In order to invest successfully, figure out your goals and risk. There is no guarantee that you’ll make money from your investments. But if you get the facts about saving and investing and follow through with an intelligent plan, you should be able to gain financial security over the years and enjoy the benefits of managing your money.
All investments involve some degree of risk. If you intend to invest in alternative products such as capital management companies, p2p lending or crowdfunding platforms - it’s very important that you understand before you invest that you could lose some or all of your money. Unlike deposits at banks or credit unions, the money you invest in alternative financial products that are typically not federally insured. You could lose your principal, which is the amount you’ve invested. The reward for taking on risk is the potential for a greater investment return.
Getting back to alternative investments many investors wonder if they should choose 36 or 60 – month loans in their p2p portfolio. Most of the investors prefer 36-month loans due to shorter payback period. However, according to aggregated data from Marketplaces it turns out that 60-month loans are achieving better results than 36-month loans.

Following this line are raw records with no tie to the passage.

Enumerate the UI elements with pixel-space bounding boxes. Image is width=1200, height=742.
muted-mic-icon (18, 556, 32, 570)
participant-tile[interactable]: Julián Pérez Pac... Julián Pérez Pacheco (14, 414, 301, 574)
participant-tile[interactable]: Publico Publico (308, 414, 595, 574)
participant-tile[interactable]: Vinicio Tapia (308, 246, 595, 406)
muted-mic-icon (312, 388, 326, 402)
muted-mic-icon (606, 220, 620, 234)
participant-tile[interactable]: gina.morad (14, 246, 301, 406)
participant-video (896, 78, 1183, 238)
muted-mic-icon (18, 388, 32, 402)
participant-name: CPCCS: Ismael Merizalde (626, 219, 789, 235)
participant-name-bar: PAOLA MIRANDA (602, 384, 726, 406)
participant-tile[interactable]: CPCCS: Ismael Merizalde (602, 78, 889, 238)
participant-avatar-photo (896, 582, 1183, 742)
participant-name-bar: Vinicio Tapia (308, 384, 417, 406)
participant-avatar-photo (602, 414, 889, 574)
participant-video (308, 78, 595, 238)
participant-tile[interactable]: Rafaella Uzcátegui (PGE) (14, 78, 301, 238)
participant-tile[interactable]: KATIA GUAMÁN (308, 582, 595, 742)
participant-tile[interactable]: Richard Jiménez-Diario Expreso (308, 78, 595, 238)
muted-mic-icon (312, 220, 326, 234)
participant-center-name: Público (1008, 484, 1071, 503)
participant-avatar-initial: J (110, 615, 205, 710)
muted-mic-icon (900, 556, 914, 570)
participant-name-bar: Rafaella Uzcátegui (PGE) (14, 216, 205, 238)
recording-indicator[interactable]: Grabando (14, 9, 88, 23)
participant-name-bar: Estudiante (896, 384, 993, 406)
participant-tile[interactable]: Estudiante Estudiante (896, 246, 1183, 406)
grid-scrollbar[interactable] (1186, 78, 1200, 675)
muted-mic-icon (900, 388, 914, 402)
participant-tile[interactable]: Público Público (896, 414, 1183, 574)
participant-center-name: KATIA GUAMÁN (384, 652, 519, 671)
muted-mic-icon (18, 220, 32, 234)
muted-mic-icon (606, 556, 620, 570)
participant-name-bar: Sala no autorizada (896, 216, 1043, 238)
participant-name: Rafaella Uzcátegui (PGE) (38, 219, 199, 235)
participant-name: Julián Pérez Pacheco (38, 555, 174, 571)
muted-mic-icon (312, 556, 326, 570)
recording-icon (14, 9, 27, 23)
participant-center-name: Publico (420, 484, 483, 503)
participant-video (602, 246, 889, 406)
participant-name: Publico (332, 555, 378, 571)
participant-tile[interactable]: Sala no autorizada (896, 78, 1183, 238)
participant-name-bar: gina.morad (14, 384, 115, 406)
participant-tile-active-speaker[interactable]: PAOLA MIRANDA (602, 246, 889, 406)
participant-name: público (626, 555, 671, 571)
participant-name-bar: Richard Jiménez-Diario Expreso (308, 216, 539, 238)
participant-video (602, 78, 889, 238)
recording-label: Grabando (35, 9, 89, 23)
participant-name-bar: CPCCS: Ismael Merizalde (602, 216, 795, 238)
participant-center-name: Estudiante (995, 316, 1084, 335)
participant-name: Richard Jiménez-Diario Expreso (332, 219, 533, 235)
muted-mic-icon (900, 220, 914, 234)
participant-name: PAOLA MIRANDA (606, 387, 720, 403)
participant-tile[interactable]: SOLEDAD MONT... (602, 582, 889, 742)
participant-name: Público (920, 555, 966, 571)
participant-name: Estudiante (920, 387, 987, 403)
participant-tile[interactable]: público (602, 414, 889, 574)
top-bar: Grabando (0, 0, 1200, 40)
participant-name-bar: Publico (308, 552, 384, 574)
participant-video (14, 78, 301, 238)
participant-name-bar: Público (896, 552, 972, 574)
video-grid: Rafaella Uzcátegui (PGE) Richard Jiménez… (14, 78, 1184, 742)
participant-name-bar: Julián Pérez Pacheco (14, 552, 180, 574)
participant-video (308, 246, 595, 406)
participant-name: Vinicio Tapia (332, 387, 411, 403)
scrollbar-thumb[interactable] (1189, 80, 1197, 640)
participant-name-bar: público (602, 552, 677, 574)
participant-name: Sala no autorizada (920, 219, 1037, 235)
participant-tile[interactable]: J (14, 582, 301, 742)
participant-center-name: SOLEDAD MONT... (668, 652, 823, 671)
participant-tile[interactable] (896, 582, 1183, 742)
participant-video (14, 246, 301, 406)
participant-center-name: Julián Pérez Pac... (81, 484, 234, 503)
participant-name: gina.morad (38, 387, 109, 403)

The simple explanation here is that 60-month loans are priced higher than for 36-month. This leads to that people are willing to take a much higher rate of interest on loans that have longer duration because the payments are so much lower. If you take a loan of $5.000 with 6% interest rate for 36-month term, you will have to pay around $152 every month. If you paid 9% interest over a 60-month term, you will have to pay around $103 every month. By broadening the loan payments over 5 years instead of 3 years, that’s $50 a month that feels like savings.
Final conclusion, people tend to borrow for 60-month term instead of 36s, because this offers lower monthly payments, even if the interest rates are higher. Aggregated data shows that the 60 month loans have out-performed the 36s by 1.4% per year.